← All articles
ElectroacousticsFundamentals

Baffle step — what it is and how to account for it

A driver mounted on a baffle does not radiate the same way at all frequencies. At low frequencies it radiates into full space; at high frequencies the baffle constrains radiation to a hemisphere. The 6 dB transition between these two conditions — the baffle step — must be accounted for in every loudspeaker system design.


Radiation into full space and half space

A loudspeaker driver in free space — with no surrounding baffle — radiates from both sides simultaneously. At low frequencies, where the wavelength is large compared to the driver, the driver is a poor radiator and most of the output cancels as described in Closed box vs ported enclosure — the fundamental trade-offs.

When a driver is mounted in a baffle — any flat surface surrounding the driver — the situation changes. At frequencies where the wavelength is small compared to the baffle dimensions, the baffle prevents the rear radiation from interfering with the front radiation. The driver effectively radiates into a half-space (hemisphere, 2π steradians), and all of the radiated power is directed forward. At frequencies where the wavelength is large compared to the baffle, the baffle is acoustically invisible — the driver effectively radiates into full space (sphere, 4π steradians), and the power is spread in all directions.

For a given acoustic power, radiation into half-space produces 6 dB more on-axis SPL than radiation into full space, because the same power is concentrated into half the solid angle.

The transition: the baffle step

As frequency rises from low to high, the radiation condition transitions from 4π to 2π. This transition — the baffle step — is centred at the frequency where the wavelength equals approximately π times the baffle width (w):

f_baffle_step ≈ c / (π × w)

For a cabinet 300 mm wide: f_step ≈ 343 / (π × 0.3) ≈ 364 Hz. For a cabinet 200 mm wide: f_step ≈ 343 / (π × 0.2) ≈ 546 Hz.

Above f_step, the on-axis sensitivity is approximately 6 dB higher than below it. The transition is gradual — spanning roughly two octaves — not a sharp step, and the exact shape depends on the baffle geometry, the driver position on the baffle, and diffraction effects at the baffle edges.

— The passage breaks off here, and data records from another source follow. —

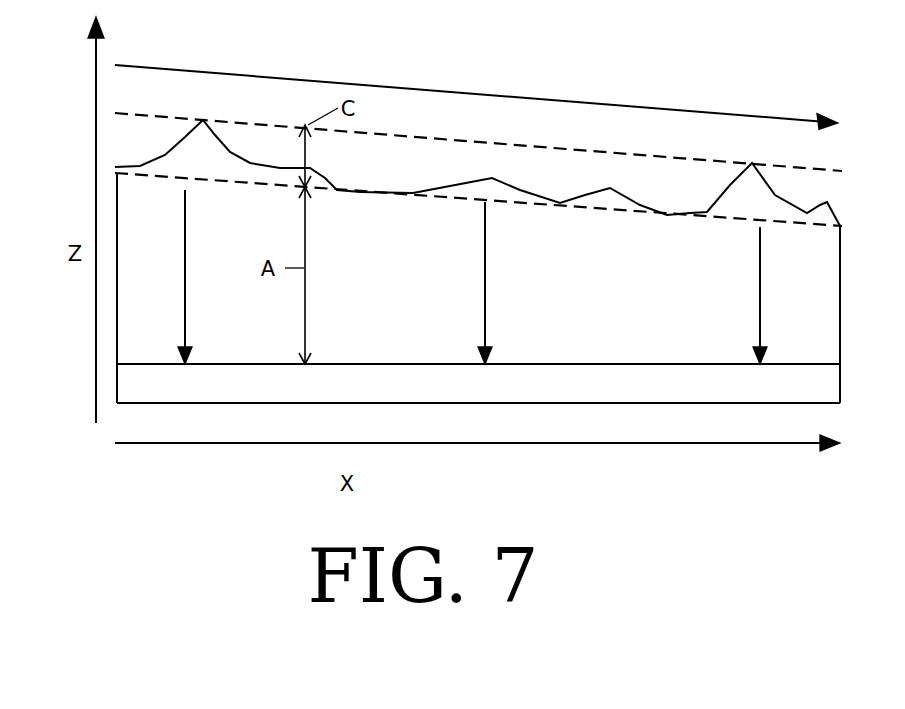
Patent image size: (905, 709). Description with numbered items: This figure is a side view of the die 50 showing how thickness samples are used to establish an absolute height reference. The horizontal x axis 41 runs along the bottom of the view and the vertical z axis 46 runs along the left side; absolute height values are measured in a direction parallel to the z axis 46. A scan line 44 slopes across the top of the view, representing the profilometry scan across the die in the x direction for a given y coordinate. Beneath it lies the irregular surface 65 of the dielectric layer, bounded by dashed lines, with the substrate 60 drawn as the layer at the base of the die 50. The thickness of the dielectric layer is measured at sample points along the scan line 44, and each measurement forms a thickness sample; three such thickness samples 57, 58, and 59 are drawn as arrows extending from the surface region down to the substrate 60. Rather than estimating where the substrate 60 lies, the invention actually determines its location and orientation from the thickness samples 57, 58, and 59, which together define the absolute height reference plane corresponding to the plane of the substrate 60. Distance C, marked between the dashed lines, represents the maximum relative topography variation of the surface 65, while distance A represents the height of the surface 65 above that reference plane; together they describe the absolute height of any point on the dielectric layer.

The x axis 41 is at (525, 443).
The scan line 44 is at (405, 88).
The z axis 46 is at (96, 85).
The die 50 is at (478, 261).
The thickness sample 57 is at (184, 268).
The thickness sample 58 is at (484, 280).
The thickness sample 59 is at (759, 290).
The substrate 60 is at (478, 387).
The surface 65 is at (543, 146).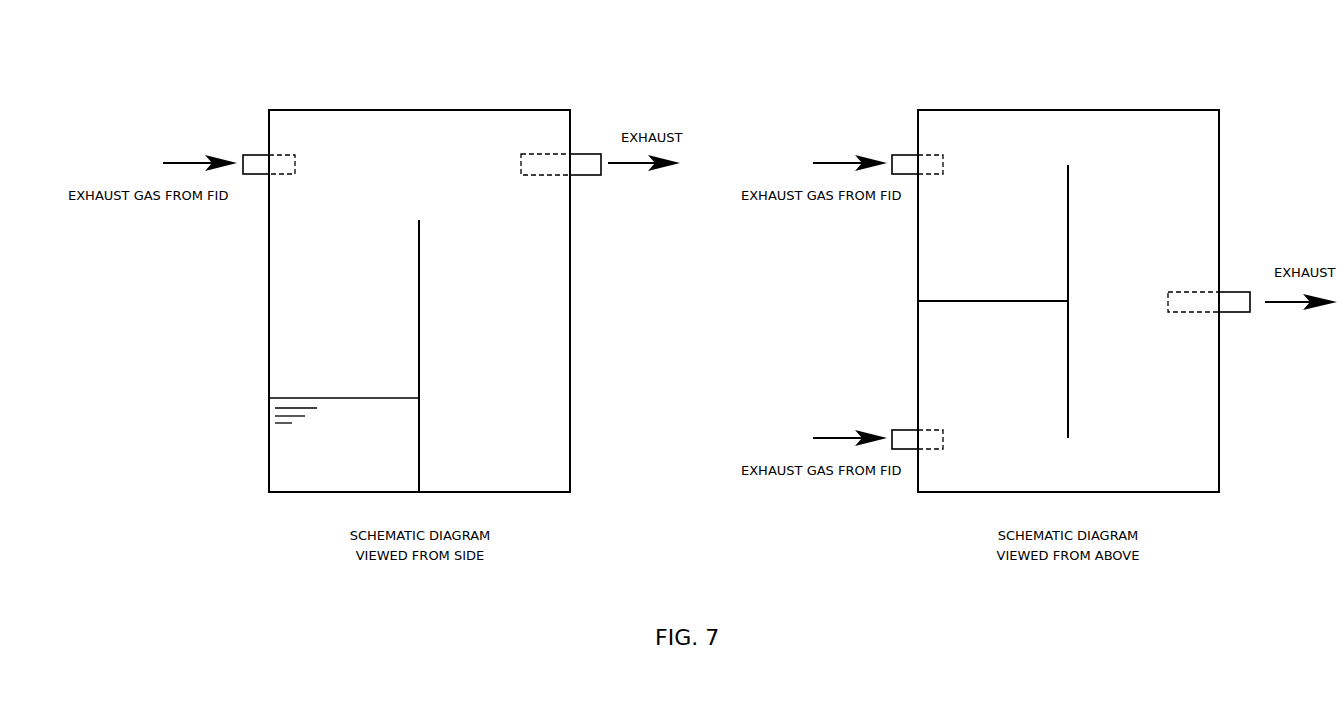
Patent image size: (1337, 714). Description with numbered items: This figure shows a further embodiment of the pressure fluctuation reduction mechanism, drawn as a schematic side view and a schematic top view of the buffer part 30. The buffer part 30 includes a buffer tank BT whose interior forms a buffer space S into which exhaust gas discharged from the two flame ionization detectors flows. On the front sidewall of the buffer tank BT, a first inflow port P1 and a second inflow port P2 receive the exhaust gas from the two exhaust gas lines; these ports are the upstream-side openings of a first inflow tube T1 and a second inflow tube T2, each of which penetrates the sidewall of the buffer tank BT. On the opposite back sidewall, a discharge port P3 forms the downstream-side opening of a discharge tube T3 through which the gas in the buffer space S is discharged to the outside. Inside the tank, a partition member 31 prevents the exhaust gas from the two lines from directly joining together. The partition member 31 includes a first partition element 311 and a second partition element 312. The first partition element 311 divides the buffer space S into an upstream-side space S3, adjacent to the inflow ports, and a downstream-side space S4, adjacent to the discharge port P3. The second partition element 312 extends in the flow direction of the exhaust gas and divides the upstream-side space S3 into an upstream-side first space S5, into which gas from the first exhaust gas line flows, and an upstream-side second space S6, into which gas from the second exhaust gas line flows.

A driver mounted on an infinite baffle (a wall, or a very large enclosure) never undergoes this transition — it always radiates into half-space and the step does not occur.

Effect on frequency response

The baffle step produces a gentle rise of approximately 6 dB in the on-axis frequency response between the low-frequency region and the passband. On a flat-baffle cabinet, a driver with a flat intrinsic frequency response will show a response that rises by ~6 dB from low to mid frequencies, with the transition centred around f_step.

This is not a defect in the driver — it is a predictable consequence of the radiation geometry. However, if the system is designed or equalised without accounting for it, the result is a loudspeaker with too much mid and high-frequency output relative to the bass — perceptually thin and bright.

The position of the driver on the baffle affects the step transition. A driver mounted far from the baffle edges encounters the transition at a lower frequency (effectively seeing a larger baffle) at some angles; diffraction at edges creates a complex interference pattern. Mounting the driver close to one baffle edge reduces the effective baffle width in that dimension, raising f_step and reducing the step amplitude.

Baffle step compensation

Baffle step compensation (BSC) is the deliberate reduction in mid and high-frequency output by approximately 6 dB to restore a flat response across the baffle step transition. It can be implemented:

Passively: A simple BSC network consists of a series inductor and parallel resistor, configured to apply shelving attenuation above f_step. A typical network for an 8 Ω driver at 400 Hz uses an inductor of approximately 3–4 mH and a shunt resistor of 4–8 Ω. The resistor value determines the attenuation depth (approaching 6 dB as R approaches Re); the inductor value sets the transition frequency. The cost is reduced overall sensitivity, since the network attenuates mid/high frequencies rather than boosting low frequencies.

Actively: In an active or DSP-based design, a shelving equalisation filter adds 6 dB of gain below f_step (or equivalently, attenuates above it). Active compensation preserves sensitivity and is more flexible in shape.

Via enclosure geometry: A very wide baffle pushes f_step down in frequency; a cabinet placed on the floor gains the room boundary as an additional baffle, effectively extending the baffle at low frequencies. These geometric approaches reduce the step amplitude or shift it to a less problematic frequency range without requiring electrical compensation.

Practical implications

Every loudspeaker designer working with finite-baffle cabinets must account for the baffle step. Ignoring it produces a tonally inaccurate system. The specific compensation approach depends on whether the design is active or passive, the sensitivity budget, and the target frequency response shape.

Simulation tools such as VituixCAD include baffle step modelling; for a rigorous design, simulate the cabinet geometry to predict the actual diffraction response before committing to component values.